El esfuerzo tentado, el abandono completo de sí mismo, la abnegación llevada hasta el martirio ¿de qué servían? Cada día, con toda injusticia, sentía más pesado el fardo de su aislamiento. ¿Por qué también había dejado que aquella pasión lo dominase hasta el punto de quebrantarlo? Juan veía con terror desvanecerse su valor y su fe en el porvenir. Sabía que jamás conocería la felicidad. Una sola cosa subsistía todavía a sus ojos: la necesidad de cumplir su deber por gratitud al señor Aubry. Esta idea lo mantenía fiel en su puesto.

A menudo se reprochaba el dejarse vencer por un pesimismo peligroso.
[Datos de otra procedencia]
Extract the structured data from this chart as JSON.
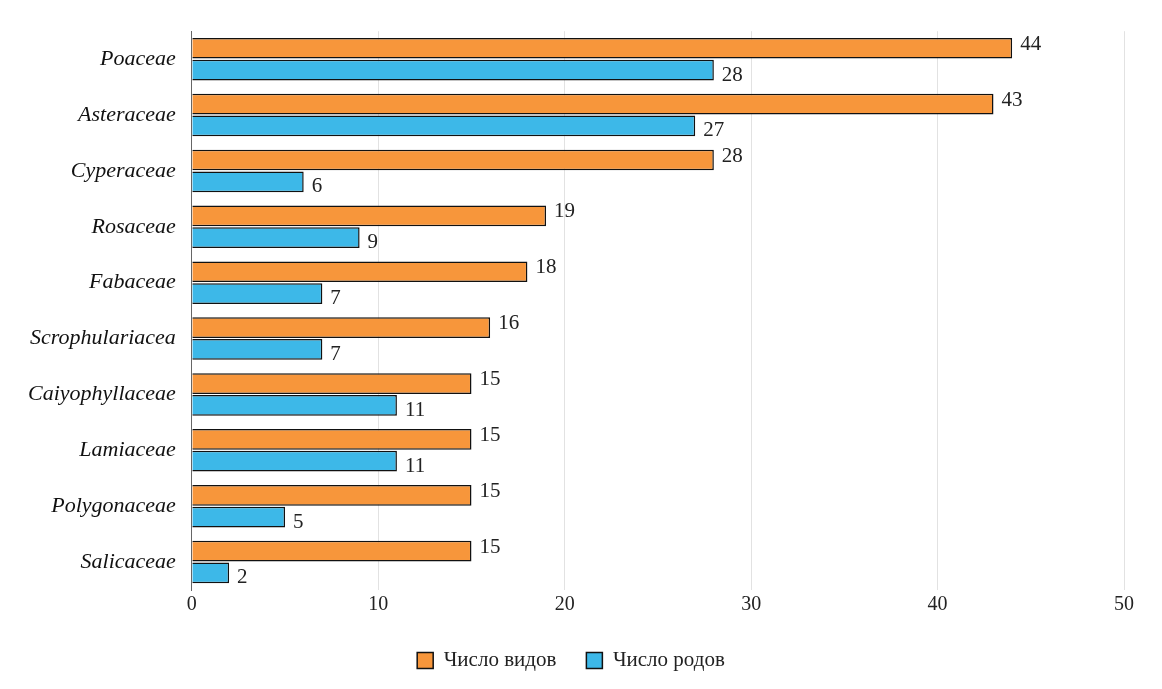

Ante su impotencia para encontrar la calma, la energía de su voluntad desamparada se acusaba de debilidad y de egoísmo; pero no podía dominar su tristeza creciente. La preocupación de los negocios tenía al menos esta ventaja: que distrayendo su espíritu, le hacía olvidar momentáneamente, su pesar; pero ese recurso desesperado le faltaba desde que la tranquilidad de los trabajos ordinarios reemplazaba en él a la fiebre del recargo de tarea de los últimos meses, y que, libre de inquietudes pecuniarias, veía a la fábrica prosperar de nuevo.

Pero ¿sería el enervamiento causado por sus fatigas? Ese día sentía impulsos de rebelión desconocidos en su alma. Los paseaba, sin poderlos disipar, entre aquellos muros donde había crecido; erraba, desamparado, en aquella fábrica que contenía todo su pasado, retenido por la fuerza del hábito y por el deber, buscando en todos lados sus viejos recuerdos.

Cada evocación del pasado, le refería su amor, la alegría, el sol de su juventud.

En uno de aquellos hornos ¿no había él mismo fabricado toda una minúscula vajilla de muñeca? Recordaba, como si este recuerdo hubiera datado de la víspera, su felicidad al recibir en pago de la sorpresa hecha a la niña, los frescos besos de su boca rosada. Siempre, en todas partes, era ella, que aparecía, siempre ella. ¿Qué hacer para olvidarla?

¿No alcanzaría jamás el reposo del espíritu sino en el olvido, aun no volviéndola a ver?

Planteó el problema de lo que haría cuando ella estuviera casada y se llevara lejos todos los sueños de amor fundados sobre ella. Le pareció que le sería imposible vivir sin aquella presencia, cuyo encanto lo tenía embelesado desde hacía tanto tiempo. Entonces, en un acceso de rabia interior, sintió haberse sacrificado. ¿No debía más bien haber dejado cumplirse los acontecimientos y que la casa se hubiera derrumbado? María Teresa sin dote ¡quién sabe lo que habría sucedido! Por lo menos, ella hubiera visto lo que era capaz de hacer por ella aquel Juan que desdeñaba. Él se habría puesto a trabajar con encarnizamiento a fin de reconstituirle una fortuna.

Desalentado nuevamente, pensó:

—¿Para qué? María Teresa no me ama, y yo no puedo modificar su corazón.